While some studies suggest that this phenomenon actually exists, the overall results are inconclusive. Even if it is true, it is probably of little importance when you consider what else happens in the body during pregnancy. There's nothing we can do to affect changes in air pressure either, so it's probably not worth worrying too much about.

Recommendations for dealing with severe weather
As we have seen, the weather studies are very inconclusive and unlikely to be clinically significant for any individual patient. Still, these ideas persist. There are even websites that track the effects of the weather on labor and related health issues like mood and pain.

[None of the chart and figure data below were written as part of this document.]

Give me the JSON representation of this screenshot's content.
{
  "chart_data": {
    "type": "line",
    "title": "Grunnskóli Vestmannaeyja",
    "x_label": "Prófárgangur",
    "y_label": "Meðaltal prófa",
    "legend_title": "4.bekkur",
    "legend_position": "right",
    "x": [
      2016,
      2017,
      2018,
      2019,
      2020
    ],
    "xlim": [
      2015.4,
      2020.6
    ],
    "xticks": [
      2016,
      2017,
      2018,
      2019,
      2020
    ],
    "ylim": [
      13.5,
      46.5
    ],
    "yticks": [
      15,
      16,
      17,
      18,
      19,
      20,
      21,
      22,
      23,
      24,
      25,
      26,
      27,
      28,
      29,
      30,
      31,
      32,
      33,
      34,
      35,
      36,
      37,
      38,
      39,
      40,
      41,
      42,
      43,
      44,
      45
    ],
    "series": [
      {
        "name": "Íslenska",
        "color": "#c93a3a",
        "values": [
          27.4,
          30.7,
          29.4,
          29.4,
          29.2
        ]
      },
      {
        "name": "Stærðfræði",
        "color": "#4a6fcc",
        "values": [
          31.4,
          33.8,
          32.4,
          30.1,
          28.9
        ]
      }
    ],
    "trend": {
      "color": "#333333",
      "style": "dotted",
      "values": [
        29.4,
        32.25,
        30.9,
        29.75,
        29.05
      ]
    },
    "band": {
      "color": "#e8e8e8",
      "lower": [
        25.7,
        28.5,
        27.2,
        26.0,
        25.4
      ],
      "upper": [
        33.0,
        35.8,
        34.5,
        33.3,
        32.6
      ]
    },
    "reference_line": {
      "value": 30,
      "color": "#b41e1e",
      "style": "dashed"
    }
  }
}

While we cannot draw firm conclusions, there are some bad weather management recommendations that patients should think about.

1. Stay cool in summer
On hot days, lounging by the pool isn't bad for you or the baby, and swimming in the water can even make you more comfortable as it will reduce the baby's weight. However, avoid high heat and dehydration, and apply sunscreen generously. Overheating and dehydration can be dangerous for both you and the baby. So be sure to take a break inside if you get too hot.

2. Play it safe in bad weather
In the event of ice storms or poor road conditions on the day on which you are supposed to visit the office, please postpone your appointment. It is usually not critical that you keep an appointment on a particular day and we want you to be safe at home.

3. Walk carefully in snow and ice
Be very careful when walking outdoors when there is snow or ice on the ground. Your center of gravity is different and can make you lose your balance more easily. We see many pregnant patients admitted for observation after falling in bad weather.

4. Connect your seat belt correctly
If you are caught driving in bad weather, make sure your seat belt is on and in the correct position. The lap belt should be under your stomach and the shoulder belt between your breasts and over your shoulder.